Titre : Sa préférée
Autrice : Sarah Jollien-Fardel
Édition : Sabine Wespieser
Parution : Août 2022
Nombre de pages : 208
Dans ce village haut perché des montagnes valaisannes, tout se sait, et personne ne dit rien. Jeanne, la narratrice, apprend tôt à esquiver la brutalité perverse de son père. Si sa mère et sa sœur se résignent aux coups et à la déferlante des mots orduriers, elle lui tient tête. Un jour, pour une réponse péremptoire prononcée avec l’assurance de ses huit ans, il la tabasse. Convaincue que le médecin du village, appelé à son chevet, va mettre fin au cauchemar, elle est sidérée par son silence.
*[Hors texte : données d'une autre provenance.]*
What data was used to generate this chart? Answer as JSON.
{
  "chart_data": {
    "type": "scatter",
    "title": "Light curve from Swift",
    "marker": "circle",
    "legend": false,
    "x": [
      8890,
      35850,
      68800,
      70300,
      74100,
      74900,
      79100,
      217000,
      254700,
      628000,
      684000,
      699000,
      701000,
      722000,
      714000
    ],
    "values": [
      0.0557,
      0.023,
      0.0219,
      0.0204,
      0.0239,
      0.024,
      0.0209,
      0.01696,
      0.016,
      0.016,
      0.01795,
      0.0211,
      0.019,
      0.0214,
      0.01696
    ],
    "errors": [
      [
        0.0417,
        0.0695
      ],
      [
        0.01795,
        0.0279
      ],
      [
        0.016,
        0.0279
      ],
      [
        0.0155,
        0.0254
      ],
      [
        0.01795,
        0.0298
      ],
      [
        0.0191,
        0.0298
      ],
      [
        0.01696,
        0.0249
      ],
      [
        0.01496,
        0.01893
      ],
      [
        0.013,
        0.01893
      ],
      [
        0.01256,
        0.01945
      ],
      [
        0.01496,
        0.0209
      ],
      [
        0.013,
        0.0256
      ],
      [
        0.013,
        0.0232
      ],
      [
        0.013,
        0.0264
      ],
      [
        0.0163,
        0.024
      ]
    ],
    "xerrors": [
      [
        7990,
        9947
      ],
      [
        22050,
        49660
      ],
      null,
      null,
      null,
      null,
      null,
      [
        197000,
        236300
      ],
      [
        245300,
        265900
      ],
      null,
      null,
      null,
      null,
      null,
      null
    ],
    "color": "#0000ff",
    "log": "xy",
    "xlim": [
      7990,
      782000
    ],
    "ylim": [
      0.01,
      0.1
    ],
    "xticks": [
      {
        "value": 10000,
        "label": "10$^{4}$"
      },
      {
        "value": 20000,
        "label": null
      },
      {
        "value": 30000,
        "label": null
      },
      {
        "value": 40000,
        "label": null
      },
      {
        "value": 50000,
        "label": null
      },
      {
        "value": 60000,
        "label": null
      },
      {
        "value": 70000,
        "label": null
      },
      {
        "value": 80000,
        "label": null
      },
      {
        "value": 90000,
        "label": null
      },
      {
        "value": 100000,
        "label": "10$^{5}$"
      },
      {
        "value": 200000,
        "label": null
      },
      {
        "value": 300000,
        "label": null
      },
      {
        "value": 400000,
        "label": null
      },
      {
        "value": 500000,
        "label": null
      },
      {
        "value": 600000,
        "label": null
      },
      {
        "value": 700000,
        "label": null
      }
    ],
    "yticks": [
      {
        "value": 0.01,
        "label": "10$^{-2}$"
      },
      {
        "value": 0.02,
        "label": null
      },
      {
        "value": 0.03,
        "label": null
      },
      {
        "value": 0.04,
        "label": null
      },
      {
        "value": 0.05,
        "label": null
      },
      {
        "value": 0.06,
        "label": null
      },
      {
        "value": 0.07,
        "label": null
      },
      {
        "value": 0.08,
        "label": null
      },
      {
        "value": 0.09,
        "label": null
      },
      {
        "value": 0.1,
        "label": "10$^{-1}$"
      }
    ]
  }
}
Dès lors, la haine de son père et le dégoût face à tant de lâcheté vont servir de viatique à Jeanne. À l’École normale d’instituteurs de Sion, elle vit cinq années de répit. Mais le suicide de sa sœur agit comme une insoutenable réplique de la violence fondatrice.
Réfugiée à Lausanne, la jeune femme, que le moindre bruit fait toujours sursauter, trouve enfin une forme d’apaisement. Le plaisir de nager dans le lac Léman est le seul qu’elle s’accorde. Habitée par sa rage d’oublier et de vivre, elle se laisse pourtant approcher par un cercle d’êtres bienveillants que sa sauvagerie n’effraie pas, s’essayant même à une vie amoureuse.
Dans une langue âpre, syncopée, Sarah Jollien-Fardel dit avec force le prix à payer pour cette émancipation à marche forcée. Car le passé inlassablement s’invite.
Sa préférée est un roman puissant sur l’appartenance à une terre natale, où Jeanne n’aura de cesse de revenir, aimantée par son amour pour sa mère et la culpabilité de n’avoir su la protéger de son destin.
Lecture percutante et bouleversante. Sarah Jollien-Fardel avec son premier roman pousse un cri de détresse. Elle ne nous laisse pas le choix, elle nous fait tendre la main vers Jeanne. Cette main que l’on ne veut pas lâcher, que l’on veut tirer vers la lumière. Jeanne, j’ai voulu la prendre dans mes bras pour lui dire que tout irait bien.
Peut-on se libérer de son passé ? Ou sommes nous enchaînés à lui quoi que l’on fasse ? Un père violent et sadique, des coups qui pleuvent sur sa mère, sa soeur et sur elle. Pourtant elle tient tête, elle se rebiffe, elle n’a pas envie que cela soit une fatalité. Mais que peut-on faire quand on a 8 ans et que même les adultes que l’on considère comme des « héros » se taisent et ferment les yeux ?
On s’enfuie… On trouve un exutoire… Pour Jeanne, ce sera nager dans le Lac Léman… Mais la fuite est-elle la solution ? Pourquoi alors la culpabilité ronge t’elle à ce point ? Pourquoi revenir sans cesse sur cette terre qui à causé autant de souffrance et de malheur ?
Beaucoup de questions posées par Sarah Jollien-Fardel qui grâce à une écriture glaçante et pleine de sensibilité m’a bouleversé. Un roman qui marque, un roman qui m’a fait pleurer, un roman que l’on oublie pas.
Lu pour #1mois1paysenlivres et mon voyage en Suisse.
J’apprivoise le lac d’abord par le regard. Je marche d’Ouchy à Lutry sur les rives. Je rêve de m’élancer franchement dans l’eau, mais j’ai peur. Je ne me suis jamais immergée ailleurs que dans un bassin chloré. Lorsque j’ose enfin, la sensation est forte, elle soulève ma poitrine d’une joie brève et dense, je suis gaie, soulagée d’être loin de là d’où je viens. Cent kilomètres. Une peccadille. Pourtant, l’un après l’autre, ces kilomètres ont poli mes origines jusqu’à les rendre invisibles. En surface. Durant des semaines, j’ai apprivoisé le Léman à coups de brasse. À chaque fois, le saisissement, les picotements aux pieds, sur les cuisses, le ventre, puis plier les jambes et glisser, bras tendus.